The Delta IV rocket
United Launch Alliance’s Delta IV rocket has served the nation’s high-priority U.S. Air Force and National Reconnaissance Office space programs with distinction since entering service in 2002. The vehicle also launched NASA’s Orion capsule on its first orbital test flight and sent the Parker Solar Probe on its journey to become the fastest robot in history while surfing through the sun's atmosphere. Having flown 38 missions in a variety of configurations ranging from medium-lift to heavy-lifter, the Delta IV continues the legacy of the Delta rocket family that dates to 1960.
GPS III SV02 will launch aboard a Delta IV Medium+ (4,2) rocket that features one hydrogen-fueled common booster core, two solid rocket motors and a four-meter-wide Delta Cryogenic Second Stage. The payload is protected during atmospheric ascent by a composite payload fairing.

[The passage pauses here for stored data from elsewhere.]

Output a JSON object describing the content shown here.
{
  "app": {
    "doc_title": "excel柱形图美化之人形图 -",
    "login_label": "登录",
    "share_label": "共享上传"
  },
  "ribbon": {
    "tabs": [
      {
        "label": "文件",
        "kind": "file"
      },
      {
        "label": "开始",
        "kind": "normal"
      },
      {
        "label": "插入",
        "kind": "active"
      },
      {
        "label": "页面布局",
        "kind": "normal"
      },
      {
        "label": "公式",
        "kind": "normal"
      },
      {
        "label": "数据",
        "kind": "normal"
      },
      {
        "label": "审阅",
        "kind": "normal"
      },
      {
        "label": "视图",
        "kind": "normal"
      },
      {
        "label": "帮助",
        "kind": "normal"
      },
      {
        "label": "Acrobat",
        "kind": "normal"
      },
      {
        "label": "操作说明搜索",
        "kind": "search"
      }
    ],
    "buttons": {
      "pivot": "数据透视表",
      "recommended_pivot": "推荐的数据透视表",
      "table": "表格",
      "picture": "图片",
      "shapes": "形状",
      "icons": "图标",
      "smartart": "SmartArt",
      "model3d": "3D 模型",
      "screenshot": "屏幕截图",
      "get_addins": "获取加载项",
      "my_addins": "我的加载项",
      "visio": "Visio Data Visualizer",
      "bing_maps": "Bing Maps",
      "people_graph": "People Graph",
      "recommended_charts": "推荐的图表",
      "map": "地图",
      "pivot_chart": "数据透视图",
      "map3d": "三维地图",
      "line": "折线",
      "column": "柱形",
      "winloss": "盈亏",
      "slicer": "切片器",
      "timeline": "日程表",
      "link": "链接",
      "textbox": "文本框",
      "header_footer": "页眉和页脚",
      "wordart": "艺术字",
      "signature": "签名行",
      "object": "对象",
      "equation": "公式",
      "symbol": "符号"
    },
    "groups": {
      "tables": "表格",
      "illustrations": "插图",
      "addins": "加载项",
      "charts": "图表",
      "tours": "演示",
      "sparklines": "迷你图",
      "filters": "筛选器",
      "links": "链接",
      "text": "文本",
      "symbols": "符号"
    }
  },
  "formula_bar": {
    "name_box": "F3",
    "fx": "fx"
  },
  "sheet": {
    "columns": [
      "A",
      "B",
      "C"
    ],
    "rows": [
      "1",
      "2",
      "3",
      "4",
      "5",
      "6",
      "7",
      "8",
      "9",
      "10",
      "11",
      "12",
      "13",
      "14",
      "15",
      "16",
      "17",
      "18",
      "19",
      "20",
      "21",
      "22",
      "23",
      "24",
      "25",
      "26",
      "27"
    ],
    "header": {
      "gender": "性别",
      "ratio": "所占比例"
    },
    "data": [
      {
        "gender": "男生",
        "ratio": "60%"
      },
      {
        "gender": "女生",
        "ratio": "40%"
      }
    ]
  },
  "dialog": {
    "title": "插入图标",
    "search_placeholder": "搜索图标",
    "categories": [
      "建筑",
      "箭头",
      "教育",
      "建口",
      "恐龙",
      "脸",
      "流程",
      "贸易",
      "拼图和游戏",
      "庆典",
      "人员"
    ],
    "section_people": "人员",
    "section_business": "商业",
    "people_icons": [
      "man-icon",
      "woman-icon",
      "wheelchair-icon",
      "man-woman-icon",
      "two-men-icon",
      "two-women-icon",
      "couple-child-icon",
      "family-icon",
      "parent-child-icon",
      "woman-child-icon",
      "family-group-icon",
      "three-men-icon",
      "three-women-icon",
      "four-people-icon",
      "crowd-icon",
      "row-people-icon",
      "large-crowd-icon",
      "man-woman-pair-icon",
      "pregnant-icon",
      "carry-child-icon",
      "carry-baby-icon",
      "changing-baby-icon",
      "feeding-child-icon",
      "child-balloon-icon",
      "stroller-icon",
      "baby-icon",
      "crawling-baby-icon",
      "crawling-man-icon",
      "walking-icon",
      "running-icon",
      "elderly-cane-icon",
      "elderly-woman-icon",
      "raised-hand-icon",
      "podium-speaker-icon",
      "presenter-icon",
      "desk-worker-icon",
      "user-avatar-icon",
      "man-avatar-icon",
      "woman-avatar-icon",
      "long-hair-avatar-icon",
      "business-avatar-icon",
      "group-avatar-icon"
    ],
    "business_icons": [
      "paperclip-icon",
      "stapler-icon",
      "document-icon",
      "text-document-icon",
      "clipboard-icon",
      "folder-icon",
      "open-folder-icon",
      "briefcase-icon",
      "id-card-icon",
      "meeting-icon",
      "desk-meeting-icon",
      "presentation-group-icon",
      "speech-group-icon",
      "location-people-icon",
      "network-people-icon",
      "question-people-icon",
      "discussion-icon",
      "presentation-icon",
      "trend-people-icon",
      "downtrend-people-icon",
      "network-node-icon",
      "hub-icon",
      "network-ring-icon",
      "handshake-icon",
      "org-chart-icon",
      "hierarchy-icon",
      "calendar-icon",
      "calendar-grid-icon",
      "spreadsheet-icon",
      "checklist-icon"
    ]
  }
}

A United Launch Alliance (ULA) Delta IV Medium+ (4,2) rocket will deliver the second GPS III spacecraft, “Magellan,” to a medium earth orbit (MEO) for the U.S. Air Force Space & Missile Systems Center. Liftoff will occur from Space Launch Complex-37 at Cape Canaveral Air Force Station, Florida.
Space Launch Complex 37
Space Launch Complex 37, the East Coast home of the Delta IV rocket at Cape Canaveral Air Force Station in Florida, is a classic launch pad design with a Fixed Umbilical Tower (FUT) and a Mobile Service Tower (MST). The core stages of the rocket are assembled in the nearby Horizontal Integration Facility, then rolled to the pad for attachment of the payload, final testing and the countdown. The mobile gantry is retracted to unveil the rocket several hours before liftoff.
NASA constructed SLC-37 in the 1960s for uncrewed test flights in the Apollo-Saturn program. The pad was rejuvenated in an extensive overhaul to support the Delta IV starting in the late 1990s.